The first attempt came on November 16, 1974 with what is today known as the Arecibo Message. As part of a celebration marking the telescope’s recent rebuild, researchers from SETI blew up a radio signal – “the most powerful broadcast ever deliberately radiated into space”, according to DARPA – against the globular cluster M13. It delivered a seven-part message devised by Cornell astronomer Frank Drake (as in Drake’s equation) and Carl Sagan. We have not yet heard back. The Arecibo telescope also generated the data that the SETI @ home project chewed through, while the similar Edison @ Home program discovered nearly two dozen new pulsars within Arecibo’s series of data.
The telescope had experienced a number of difficulties in recent decades, including damage from Hurricane Maria in 2017 and unreliable financing. Yet the NSF’s decision has come as a gut shock to the scientific community. Think about what the Golden Gate Bridge means to San Francisco, what the Statue of Liberty means to New Yorkers. Arecibo is this and more to Puerto Rico because it has gone beyond an icon, ”Edgard Rivera-Valentín of the Lunar and Planetary Institute wrote to national geography. “For some of us, the goal was to reach the symbol that we can achieve great things, the pride that is in our own backyard; we served the entire planet. ”

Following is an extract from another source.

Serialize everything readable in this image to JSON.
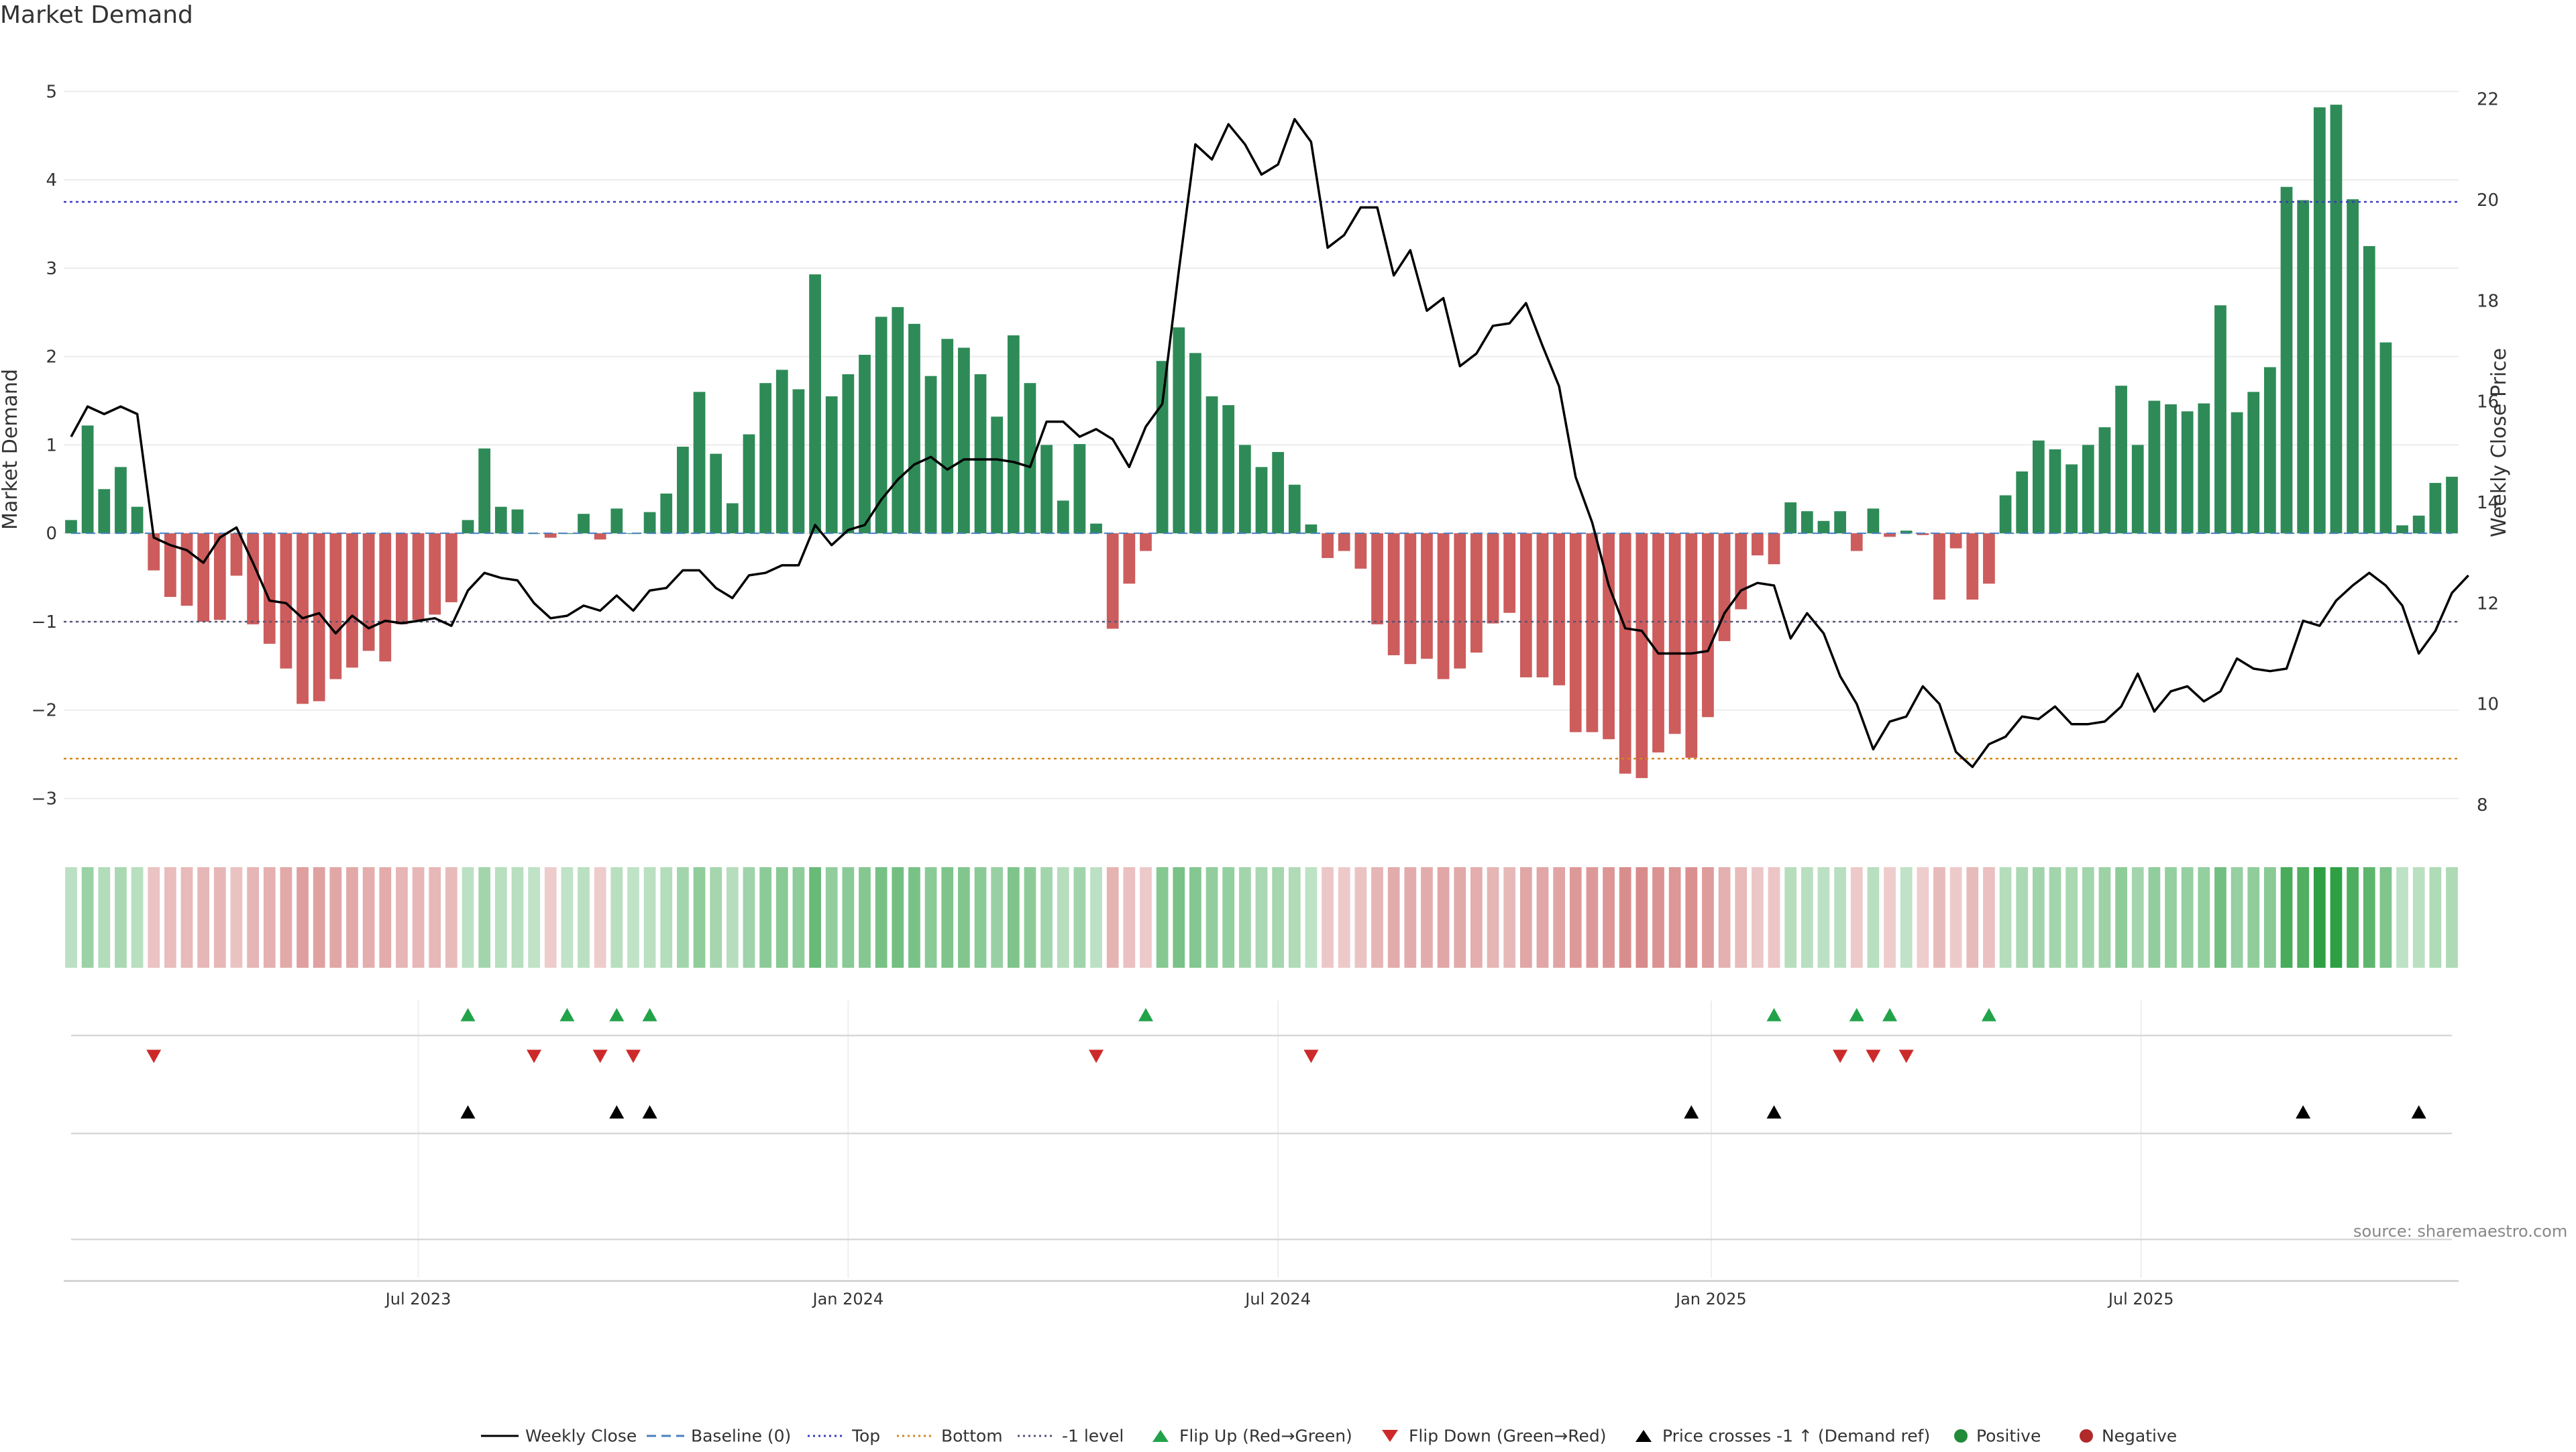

Others, such as planetary scientist Ed Rivera-Valentín, have responded to the news with fond memories of their experiences there:
I have such a vivid memory for the first time I visited Arecibo. My family took me as a child, about 4 or 5 years old. I was in awe. This facility … was in my backyard! This goal of science was here in Puerto Rico. We were part of the science. I was a part of science. pic.twitter.com/u3zaZOzG6D
– Ed Rivera-Valentín 🇵🇷🏳️🌈 (@PlanetTreky) November 19, 2020
Still others viewed the situation more pragmatically. “I would say that the Arecibo closure is bad for SETI, but not catastrophic,” said Dr. Christopher Conselice, Professor of Extragalactic Astronomy at the University of Manchester, to Engadget. “It’s a very sensitive telescope for searching for signals, but is not the only game in town anymore.”
“For example, $ 100 million. The breakthrough project is other telescopes, including Jodrell Bank in the UK and the Allen array, but does not use Arecibo, ”he continued. “But since we do not know how or where a SETI signal is displayed, the loss of Arecibo could potentially mean we miss a detection.”
While it ceases to operate, the plant will not be demolished. Instead, only the 305 meter high telescope comes down and the process has already started. NSF also uses a fleet of HD camera drones to conduct photographic surveys of the area. There is still no timetable for when the shutdown should be completed.
“For nearly six decades, the Arecibo Observatory has served as a beacon for cutting-edge science and what a partnership with a community can look like,” NSF Director Sethuraman Panchanathan said in a statement Thursday. “While this is a profound change, we will be looking for ways to help the scientific community and maintain a strong relationship with the people of Puerto Rico.”